The anthropological and psychological theories on the origins of the practice discuss this as though it were the manifestation of impersonal unconcscious urges or cultural needs. All the theories given are devoid of any dynamic impulse which could have provoked the operation or its routine practice. The idea that individuals introduced the measure has apparently never been discussed, nor, what reasons they may have had for this. A man who had personal experience of the erectile problems involved with foreskin conditions may well have had previously unconsidered reasons for introducing the practice.

An adult male or female may have noticed and been concerned by the periodic high frequency. However I believe that it is only someone with personal experience of some of the problems involved with retracting his own foreskin, and of treating it successfully with circumcision, who would have the personal conviction (or maybe the emotional compulsion), necessary to introduce such a dramatic measure in a routine form.

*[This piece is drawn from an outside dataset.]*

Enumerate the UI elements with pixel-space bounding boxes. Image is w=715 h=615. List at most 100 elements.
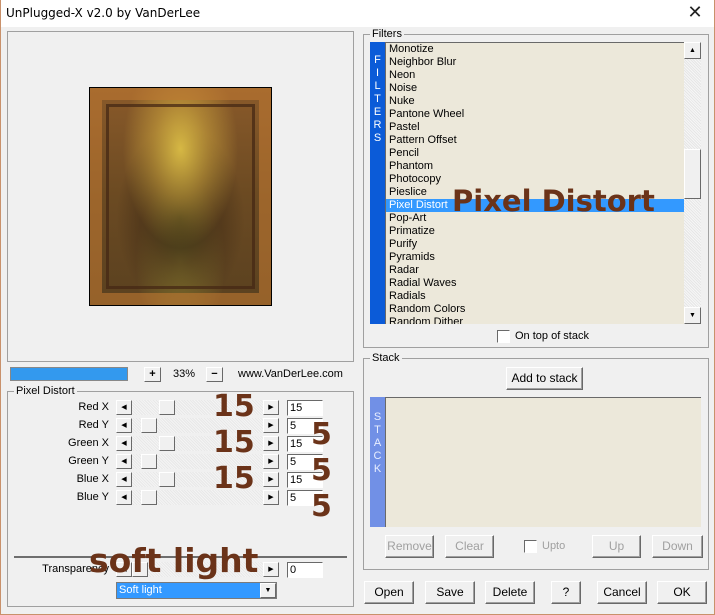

The most natural and simple scenario, involves a man who had personal experience of some of the problems involved with phimosis, and of treating it himself successfully with circumcision. It could have been a father or grandfather.

If a child in his care developed similar problems through for example paraphimosis or infections at puberty, one imagines whenever primitive communities started caring for their sick individuals, that this child would also be cured with circumcision.

Thereafter a second son, (either simultaneously, or at a later time when he reached his brothers present age), may easily have been automatically circumcised as a preventative measure, and by being automatic, the practice became routine.

(It is easy to understand that communities started caring for their ill a few thousand years before they started using flint tools, however preventative caring requires a special study).

"It is a significant fact that circumcision . . . is invariably performed before or at the age of puberty, or at latest before marriage." (53). This is often seen by anthropologists as an added point of confusion. However, the conditions cause recognisable and functional problems through infections or pain, before puberty, at puberty as a result of masturbation, or often when making love for the first time. It appears that the primitive intelligence realised the sense in establishing some measure at an age previous to when these first problems occurred.

Thus originally this preventative step would have been determined by the incidents the originator had witnessed (or imagined) among his extended family group.

From this perspective instead of it being a reason for extra confusion, the diversity of the ages at which circumcision is traditionally performed, is a perfect reflection of the many different reasons and ages a youth, boy or child, may need, or appear to need circumcision.

I suggest routine partial circumcision was originally performed by men who had personal experience of foreskin problems.

I suggest the first routine steps were taken during one of the periods of high frequency.

I suggest routine circumcision was originally introduced as an all cure as a practical and simple solution to, and prevention of, a number of confusing and chaotic problems.